In the past year, the 26 members of the European Defence Agency (EDA) have spent €186 billion on their militaries.
But what is all that spending worth when even a few thousand refugees camping out in Belarus reveal how fragile and vulnerable Europe’s external borders are?
After simmering for many months, the Belarusian-organised refugee crisis is heating up in the Eastern European cold.
In August, I wrote about how the “last dictator of Europe,” Alexander Lukashenko, threatened Lithuania with a wave of refugees (European Dictator’s cynical game, 11 August 2021).
Lukashenko has since shifted his attention from Lithuania to Poland. While doing so, he enlisted the aid of another long-time foe of the European Union, Turkey’s President Recep Tayyip Erdoğan.
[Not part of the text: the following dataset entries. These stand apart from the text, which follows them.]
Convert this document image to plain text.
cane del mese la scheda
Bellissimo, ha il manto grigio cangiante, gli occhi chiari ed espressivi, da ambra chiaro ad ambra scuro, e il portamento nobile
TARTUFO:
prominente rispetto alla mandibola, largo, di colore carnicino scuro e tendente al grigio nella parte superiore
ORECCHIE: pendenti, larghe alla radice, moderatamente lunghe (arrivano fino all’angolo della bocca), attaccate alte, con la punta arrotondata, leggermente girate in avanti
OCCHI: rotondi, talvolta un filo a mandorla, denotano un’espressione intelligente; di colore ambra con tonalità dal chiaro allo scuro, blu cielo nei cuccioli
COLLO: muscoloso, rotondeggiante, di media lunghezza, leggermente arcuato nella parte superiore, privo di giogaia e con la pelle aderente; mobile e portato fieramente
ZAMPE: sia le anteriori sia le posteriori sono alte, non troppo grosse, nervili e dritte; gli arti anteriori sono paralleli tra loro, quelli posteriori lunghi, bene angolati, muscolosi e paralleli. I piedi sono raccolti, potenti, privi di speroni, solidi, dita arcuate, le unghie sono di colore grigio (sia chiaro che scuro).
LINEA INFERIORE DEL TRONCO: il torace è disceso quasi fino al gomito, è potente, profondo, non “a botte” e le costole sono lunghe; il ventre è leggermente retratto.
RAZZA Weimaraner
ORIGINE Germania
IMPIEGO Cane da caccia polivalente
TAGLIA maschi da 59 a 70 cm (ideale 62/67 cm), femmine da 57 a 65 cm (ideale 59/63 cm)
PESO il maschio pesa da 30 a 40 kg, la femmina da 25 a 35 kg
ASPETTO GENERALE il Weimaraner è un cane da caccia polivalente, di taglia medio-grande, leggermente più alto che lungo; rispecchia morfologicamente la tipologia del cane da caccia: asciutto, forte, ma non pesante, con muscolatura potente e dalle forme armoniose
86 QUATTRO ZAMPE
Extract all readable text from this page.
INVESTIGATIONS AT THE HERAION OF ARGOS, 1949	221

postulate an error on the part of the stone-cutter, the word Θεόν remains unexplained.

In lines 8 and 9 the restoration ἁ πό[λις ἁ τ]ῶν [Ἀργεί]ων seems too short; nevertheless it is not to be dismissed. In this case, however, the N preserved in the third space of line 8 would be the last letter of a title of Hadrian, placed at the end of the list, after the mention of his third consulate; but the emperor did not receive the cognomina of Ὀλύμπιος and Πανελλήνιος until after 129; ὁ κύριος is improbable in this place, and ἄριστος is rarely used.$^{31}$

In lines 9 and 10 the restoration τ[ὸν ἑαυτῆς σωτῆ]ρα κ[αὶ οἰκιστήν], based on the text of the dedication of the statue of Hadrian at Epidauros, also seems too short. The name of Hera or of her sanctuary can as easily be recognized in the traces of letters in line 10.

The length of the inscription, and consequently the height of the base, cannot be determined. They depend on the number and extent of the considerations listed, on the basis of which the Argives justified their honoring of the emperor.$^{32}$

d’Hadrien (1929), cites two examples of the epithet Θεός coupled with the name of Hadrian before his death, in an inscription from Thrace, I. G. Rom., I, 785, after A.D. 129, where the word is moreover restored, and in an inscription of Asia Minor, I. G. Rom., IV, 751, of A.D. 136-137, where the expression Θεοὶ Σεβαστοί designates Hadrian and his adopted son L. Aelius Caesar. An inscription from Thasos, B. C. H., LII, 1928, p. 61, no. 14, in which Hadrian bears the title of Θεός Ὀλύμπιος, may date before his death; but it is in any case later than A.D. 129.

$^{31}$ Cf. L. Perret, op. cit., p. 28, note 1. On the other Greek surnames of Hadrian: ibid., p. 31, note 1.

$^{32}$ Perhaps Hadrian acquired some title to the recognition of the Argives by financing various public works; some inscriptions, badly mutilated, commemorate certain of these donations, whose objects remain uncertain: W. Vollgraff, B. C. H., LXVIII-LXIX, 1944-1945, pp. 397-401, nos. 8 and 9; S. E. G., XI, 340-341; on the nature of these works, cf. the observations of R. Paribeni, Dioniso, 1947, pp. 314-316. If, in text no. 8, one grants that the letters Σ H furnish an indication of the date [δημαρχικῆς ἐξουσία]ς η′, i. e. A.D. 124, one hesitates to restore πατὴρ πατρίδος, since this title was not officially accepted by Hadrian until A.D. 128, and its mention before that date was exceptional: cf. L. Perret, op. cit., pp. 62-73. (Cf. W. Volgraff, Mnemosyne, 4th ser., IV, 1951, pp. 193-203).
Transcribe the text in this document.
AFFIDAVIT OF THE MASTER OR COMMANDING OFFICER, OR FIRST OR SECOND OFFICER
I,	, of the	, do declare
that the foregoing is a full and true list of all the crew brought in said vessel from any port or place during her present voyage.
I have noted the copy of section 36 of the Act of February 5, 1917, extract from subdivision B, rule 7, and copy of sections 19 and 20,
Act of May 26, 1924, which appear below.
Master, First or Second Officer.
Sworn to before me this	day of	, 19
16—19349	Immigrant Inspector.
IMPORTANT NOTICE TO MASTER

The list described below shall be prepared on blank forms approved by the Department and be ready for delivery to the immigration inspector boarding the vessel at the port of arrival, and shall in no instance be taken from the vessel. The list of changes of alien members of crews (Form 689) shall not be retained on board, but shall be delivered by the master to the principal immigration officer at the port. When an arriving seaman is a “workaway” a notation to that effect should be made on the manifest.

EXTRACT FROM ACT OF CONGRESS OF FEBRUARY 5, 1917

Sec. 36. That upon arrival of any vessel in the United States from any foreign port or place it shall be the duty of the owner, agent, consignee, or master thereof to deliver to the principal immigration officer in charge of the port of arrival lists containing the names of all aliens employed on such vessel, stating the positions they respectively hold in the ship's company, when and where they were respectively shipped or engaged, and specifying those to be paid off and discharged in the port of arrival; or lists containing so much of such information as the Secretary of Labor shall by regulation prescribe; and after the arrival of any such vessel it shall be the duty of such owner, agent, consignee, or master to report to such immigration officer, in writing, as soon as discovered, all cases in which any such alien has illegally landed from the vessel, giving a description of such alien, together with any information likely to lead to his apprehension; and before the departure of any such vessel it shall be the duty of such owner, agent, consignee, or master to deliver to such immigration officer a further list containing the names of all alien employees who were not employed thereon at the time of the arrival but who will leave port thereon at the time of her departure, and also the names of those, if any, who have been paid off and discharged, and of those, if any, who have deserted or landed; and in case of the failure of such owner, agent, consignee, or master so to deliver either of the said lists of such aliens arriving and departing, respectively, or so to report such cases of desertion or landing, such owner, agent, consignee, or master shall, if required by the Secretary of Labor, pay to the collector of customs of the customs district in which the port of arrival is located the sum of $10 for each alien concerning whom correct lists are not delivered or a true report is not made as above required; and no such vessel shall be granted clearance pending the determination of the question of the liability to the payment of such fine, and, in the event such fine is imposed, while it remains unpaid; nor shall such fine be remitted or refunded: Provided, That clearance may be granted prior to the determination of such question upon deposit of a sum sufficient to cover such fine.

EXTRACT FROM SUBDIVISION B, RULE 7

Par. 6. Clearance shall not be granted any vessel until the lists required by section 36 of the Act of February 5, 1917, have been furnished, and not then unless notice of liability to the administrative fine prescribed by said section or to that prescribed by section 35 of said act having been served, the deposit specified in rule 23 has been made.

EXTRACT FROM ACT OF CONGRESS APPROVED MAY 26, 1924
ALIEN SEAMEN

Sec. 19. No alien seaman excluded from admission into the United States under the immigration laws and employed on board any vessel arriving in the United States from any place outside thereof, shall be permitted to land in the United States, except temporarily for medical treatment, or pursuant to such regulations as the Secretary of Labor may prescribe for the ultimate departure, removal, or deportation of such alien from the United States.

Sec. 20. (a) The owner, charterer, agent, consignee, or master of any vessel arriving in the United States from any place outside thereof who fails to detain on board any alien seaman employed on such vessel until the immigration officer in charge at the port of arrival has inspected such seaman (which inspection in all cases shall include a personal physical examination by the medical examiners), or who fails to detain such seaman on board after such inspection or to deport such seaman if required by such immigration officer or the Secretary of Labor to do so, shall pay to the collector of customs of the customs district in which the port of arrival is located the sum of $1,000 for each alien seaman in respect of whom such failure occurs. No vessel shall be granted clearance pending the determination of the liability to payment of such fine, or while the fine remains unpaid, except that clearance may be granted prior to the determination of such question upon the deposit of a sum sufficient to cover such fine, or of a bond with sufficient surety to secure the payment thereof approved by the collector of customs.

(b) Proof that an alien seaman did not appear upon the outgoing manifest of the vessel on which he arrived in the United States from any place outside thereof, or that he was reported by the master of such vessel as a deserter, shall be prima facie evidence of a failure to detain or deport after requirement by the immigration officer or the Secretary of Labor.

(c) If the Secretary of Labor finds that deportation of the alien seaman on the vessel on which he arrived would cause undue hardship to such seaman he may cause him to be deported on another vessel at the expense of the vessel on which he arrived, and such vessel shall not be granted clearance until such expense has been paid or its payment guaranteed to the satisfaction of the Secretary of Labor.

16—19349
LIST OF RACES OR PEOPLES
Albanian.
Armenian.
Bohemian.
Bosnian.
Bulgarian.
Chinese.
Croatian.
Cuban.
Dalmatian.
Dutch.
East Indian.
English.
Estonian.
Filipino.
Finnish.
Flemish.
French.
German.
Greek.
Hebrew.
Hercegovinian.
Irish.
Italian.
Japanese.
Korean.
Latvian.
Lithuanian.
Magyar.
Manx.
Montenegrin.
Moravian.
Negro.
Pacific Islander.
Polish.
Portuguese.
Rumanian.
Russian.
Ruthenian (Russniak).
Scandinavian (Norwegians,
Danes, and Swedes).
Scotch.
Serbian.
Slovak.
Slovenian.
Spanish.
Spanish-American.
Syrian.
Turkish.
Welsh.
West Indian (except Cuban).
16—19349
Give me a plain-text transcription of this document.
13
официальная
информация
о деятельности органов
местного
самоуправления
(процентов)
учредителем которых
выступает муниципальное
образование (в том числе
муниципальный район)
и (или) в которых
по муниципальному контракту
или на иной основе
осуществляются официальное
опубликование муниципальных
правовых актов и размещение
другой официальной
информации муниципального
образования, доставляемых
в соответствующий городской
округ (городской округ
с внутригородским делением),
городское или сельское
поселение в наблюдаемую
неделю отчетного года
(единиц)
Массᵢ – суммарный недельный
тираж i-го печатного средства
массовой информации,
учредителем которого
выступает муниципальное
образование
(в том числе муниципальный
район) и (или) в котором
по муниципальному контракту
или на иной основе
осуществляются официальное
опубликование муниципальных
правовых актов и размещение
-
The two authoritarian leaders delighted in their tried-and-tested method of inflicting a blow on the EU’s security with minimal risk and effort.
The way it worked was a matter of two evil minds thinking alike. Turkey played a crucial role in Europe’s great refugee crisis of 2015, when more than a million migrants made their way into the EU. Initially, it helped refugees cross into Greece. It then stopped the exodus after receiving payments from Brussels.
Back then, Erdoğan learned how easily the EU could be blackmailed with refugees. After that, he kept pondering publicly whether to open the floodgates again. The threat to the EU was considerable.
Lukashenko took inspiration from Erdoğan’s playbook. In response to intense international pressure and after his manipulated re-election in 2020, he not only utilised Erdoğan’s refugee idea as a weapon. He even cooperated with Turkey by flying them in via Istanbul, on Turkish Airlines.
Well, at least that practice has stopped now. Middle Eastern citizens were banned from flying to Belarus from Turkish airports by the Erdoğan regime on Friday.
The Turkish government thus showed how deeply involved it had been in people trafficking, despite claiming it had nothing to do with the Belarusian refugee crisis. The decision followed pressure from the EU Commission in Brussels, which could lead to speculation about how much the EU might have paid Turkey this time.
Still, Erdoğan will watch with glee as his Belarusian counterpart once again exposes the weakness of the EU. And because the spotlight is now on Poland, the politics have also escalated from the beginning of the crisis. It is all even more complicated now.
The Poles’ historical trauma is the security of their borders. Poland is understandably nervous about Belarus testing its defences to its east. Many observers suspect Russia’s Vladimir Putin is behind the provocation.
So not surprisingly, Poland’s Prime Minister Mateusz Morawiecki is thinking of calling a NATO meeting to declare the refugee crisis an assault on his country’s territorial integrity – just one step short of calling for collective defence.
But would triggering the substantial military machinery of NATO and the European Defence Agency be the appropriate way of dealing with the Belarusian provocation?
It is not a traditional defence case. There are no soldiers involved in crossing over into foreign territory. This is not a repeat of Crimea, where Russian troops invaded and took over.
The refugees trying to cross the Belarus-Poland border are not even planning to stay in Poland. Their final destinations are more likely to be countries like Germany and Sweden, which took most refugees in 2015.
It is therefore not a test of Poland’s territorial integrity, at least not in the military sense, although it may feel that way to many Poles. In reality, what is happening is a test of the EU’s refugee policy. There are many ways it can fail, and virtually no way in which it will succeed.
There is no way that the EU can close its external borders and ignore the plight of those desperate refugees now suffering in the cold. That would make a mockery of the EU’s often proclaimed values. The situation would be another humanitarian catastrophe on European soil, much like the dreadful conditions in Greek refugee camps (Rocks and hard places in EU refugee policy, 23 September 2020).
To live up to its values, the EU would have to accept a few thousand refugees and then redistribute them among its members. But it cannot do that either.
There is no political consensus between EU members about accepting such large numbers of refugees. Countries such as Poland, Hungary, and Austria would rebel against it.
Even if the EU declared the refugees’ entry as a one-time event and then sealed its borders, what would prevent Belarus from flying in more refugees? On his territory, Lukashenko can create as many humanitarian disasters as he likes. Would the EU have to give in to moral pressure each time?
Only one thing is certain in the current crisis: the EU must stay united. To drive it apart would only serve Lukashenko, Erdoğan and Putin’s interests.
Providing Poland with border defence support is therefore a first step in uniting the EU - no matter how hostile Poland regularly behaves towards Brussels. And no matter how little such defence support really achieves.
Beyond that, the EU has few good options. As long as its internal position on the refugee question is not agreed, it will always be vulnerable to external pressure and blackmail.
And that is what it comes down to: a political, not a military question.
Which, sadly, makes it a lot harder to answer.